JetBlue (NASDAQ: JBLU) reported its third quarter financials during Tuesday’s pre-market hours. The airline topped analysts’ estimates, sending shares higher by 5.3% midday Tuesday.
For the quarter, JetBlue reported earnings of USD 0.59 per share on revenue of USD 2.08 Billion. FactSet analysts anticipated earnings of USD 0.51 per share on revenue of USD 2.00 Billion.
Third quarter revenue per available seat mile (RASM) declined by 0.9% year-over-year. The decline is slightly better than the mid-point of JetBlue’s updated guidance range decline of 2.0% to flat.
Operating expenses per available seat mile, excluding fuel increased by 0.3%, which surpassed JetBlue’s expectations of its initial guidance of 0.5% to 2.5%.
Capacity during the quarter rose by 4.8% year-over-year, which met JetBlue’s higher end of its guidance between 3% to 5%. The Company highlighted that higher capacity was driven by solid improvement in its completion factor. JetBlue noted that its operational initiatives more than offset the impact of Hurricane Dorian and runaway constructions in Fort Lauderdale and JFK.
JetBlue’s President and Chief Operating Officer Joanna Geraghty said that the Company’s Latin and Caribbean franchise was impacted by disruptions in multiple markets.
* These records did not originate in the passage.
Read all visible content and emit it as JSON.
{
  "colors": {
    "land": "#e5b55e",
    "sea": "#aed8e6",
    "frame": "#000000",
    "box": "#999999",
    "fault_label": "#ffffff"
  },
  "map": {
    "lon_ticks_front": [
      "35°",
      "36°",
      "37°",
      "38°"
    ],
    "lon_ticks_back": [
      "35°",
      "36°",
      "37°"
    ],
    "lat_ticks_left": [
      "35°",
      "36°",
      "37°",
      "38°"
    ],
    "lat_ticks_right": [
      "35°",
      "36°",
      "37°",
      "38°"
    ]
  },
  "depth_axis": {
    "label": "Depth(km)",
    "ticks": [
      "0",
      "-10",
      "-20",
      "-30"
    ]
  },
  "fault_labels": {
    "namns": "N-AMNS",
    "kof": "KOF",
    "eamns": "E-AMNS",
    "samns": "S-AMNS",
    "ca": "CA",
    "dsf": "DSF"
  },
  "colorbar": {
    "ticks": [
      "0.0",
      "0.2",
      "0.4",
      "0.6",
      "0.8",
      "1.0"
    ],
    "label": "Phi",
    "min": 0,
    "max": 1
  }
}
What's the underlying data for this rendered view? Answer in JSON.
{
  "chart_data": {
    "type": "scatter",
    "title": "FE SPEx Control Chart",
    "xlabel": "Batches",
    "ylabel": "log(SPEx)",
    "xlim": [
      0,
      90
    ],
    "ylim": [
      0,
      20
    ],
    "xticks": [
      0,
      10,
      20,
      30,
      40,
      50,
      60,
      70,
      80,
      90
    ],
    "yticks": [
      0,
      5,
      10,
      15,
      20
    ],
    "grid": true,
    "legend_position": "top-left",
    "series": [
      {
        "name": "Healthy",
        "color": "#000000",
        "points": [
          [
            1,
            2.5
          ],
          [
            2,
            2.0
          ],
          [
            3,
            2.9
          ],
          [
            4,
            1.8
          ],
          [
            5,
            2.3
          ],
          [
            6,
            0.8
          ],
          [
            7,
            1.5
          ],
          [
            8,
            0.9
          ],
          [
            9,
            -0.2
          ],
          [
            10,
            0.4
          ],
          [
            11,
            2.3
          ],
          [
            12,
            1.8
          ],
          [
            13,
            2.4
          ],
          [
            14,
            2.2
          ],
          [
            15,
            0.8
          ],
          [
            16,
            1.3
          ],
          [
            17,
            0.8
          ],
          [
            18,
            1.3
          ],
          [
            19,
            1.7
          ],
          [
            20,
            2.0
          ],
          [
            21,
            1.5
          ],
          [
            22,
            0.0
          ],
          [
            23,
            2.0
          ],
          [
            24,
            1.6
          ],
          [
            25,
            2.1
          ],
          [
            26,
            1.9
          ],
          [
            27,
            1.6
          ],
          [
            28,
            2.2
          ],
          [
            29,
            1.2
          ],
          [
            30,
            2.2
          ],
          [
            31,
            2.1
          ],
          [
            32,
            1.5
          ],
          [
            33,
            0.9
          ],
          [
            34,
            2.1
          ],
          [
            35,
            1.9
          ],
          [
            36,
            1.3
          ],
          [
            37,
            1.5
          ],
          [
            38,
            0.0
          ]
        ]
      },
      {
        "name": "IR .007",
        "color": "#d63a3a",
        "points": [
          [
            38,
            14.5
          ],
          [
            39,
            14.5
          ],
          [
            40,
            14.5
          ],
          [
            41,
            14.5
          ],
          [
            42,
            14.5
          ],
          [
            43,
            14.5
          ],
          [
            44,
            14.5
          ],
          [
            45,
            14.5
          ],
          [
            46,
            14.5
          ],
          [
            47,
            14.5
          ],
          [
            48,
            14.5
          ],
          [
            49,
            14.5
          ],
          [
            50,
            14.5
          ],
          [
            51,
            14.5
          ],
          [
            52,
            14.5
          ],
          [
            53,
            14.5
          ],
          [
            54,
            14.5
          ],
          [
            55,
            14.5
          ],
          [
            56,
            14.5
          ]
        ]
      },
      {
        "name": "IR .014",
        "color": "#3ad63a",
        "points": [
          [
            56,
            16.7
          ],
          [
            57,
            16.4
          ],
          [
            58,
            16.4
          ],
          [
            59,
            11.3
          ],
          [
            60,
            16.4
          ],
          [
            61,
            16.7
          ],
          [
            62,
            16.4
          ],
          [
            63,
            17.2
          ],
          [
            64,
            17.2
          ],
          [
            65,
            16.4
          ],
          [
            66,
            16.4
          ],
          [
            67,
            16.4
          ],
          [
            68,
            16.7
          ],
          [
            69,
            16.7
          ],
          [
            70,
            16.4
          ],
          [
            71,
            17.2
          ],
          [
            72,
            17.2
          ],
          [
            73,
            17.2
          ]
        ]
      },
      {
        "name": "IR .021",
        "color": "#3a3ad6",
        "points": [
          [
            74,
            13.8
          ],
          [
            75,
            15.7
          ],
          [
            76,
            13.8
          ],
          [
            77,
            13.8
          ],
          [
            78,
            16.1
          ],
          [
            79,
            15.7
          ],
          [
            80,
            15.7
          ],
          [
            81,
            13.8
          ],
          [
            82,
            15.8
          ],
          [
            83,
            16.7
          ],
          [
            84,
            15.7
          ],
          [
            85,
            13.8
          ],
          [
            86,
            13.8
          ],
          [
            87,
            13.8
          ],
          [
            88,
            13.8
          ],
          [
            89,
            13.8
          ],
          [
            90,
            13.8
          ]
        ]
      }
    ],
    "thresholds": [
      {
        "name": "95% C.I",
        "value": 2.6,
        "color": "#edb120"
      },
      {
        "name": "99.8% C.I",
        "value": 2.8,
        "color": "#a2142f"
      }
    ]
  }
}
Geraghty noted that challenges ramped up throughout the summer, however, JetBlue quickly took action and reployed capacity to manage the demand in impacted markets.
“I want to thank all the teams at JetBlue for executing our plan to create long-term value for our customers and owners. We are gaining traction on all of the strategic ‘Building Blocks’ we laid out in our last Investor Day,” said Robin Hayes, JetBlue’s Chief Executive Officer.
“We are just beginning to see the benefits of our revenue, cost, fleet and capital allocation efforts, with additional opportunities ahead of us. Despite some near-term pressures on revenue in our international markets and NEO delays, we believe we are on track to deliver on our goal of $2.50 to 3.00 dollars EPS in 2020,” added Hayes.
For the fourth quarter, JetBlue is forecasting capacity increase between 4.5% to 6.5% year-over-year. RASM is projected to be in the range of a 3.5% decline or increase by 1% year-over-year, while CASM is expected to either decline by 1% or increase by 1%.
JetBlue’s RASM guidance is due to steady demand in domestic markets, led by transcon and business travels. The Company mentioned that it expects a broad decelerating domestic yield environment for JetBlue as well the industry. Meanwhile, the Company expects international market challenges to continue into the fourth quarter.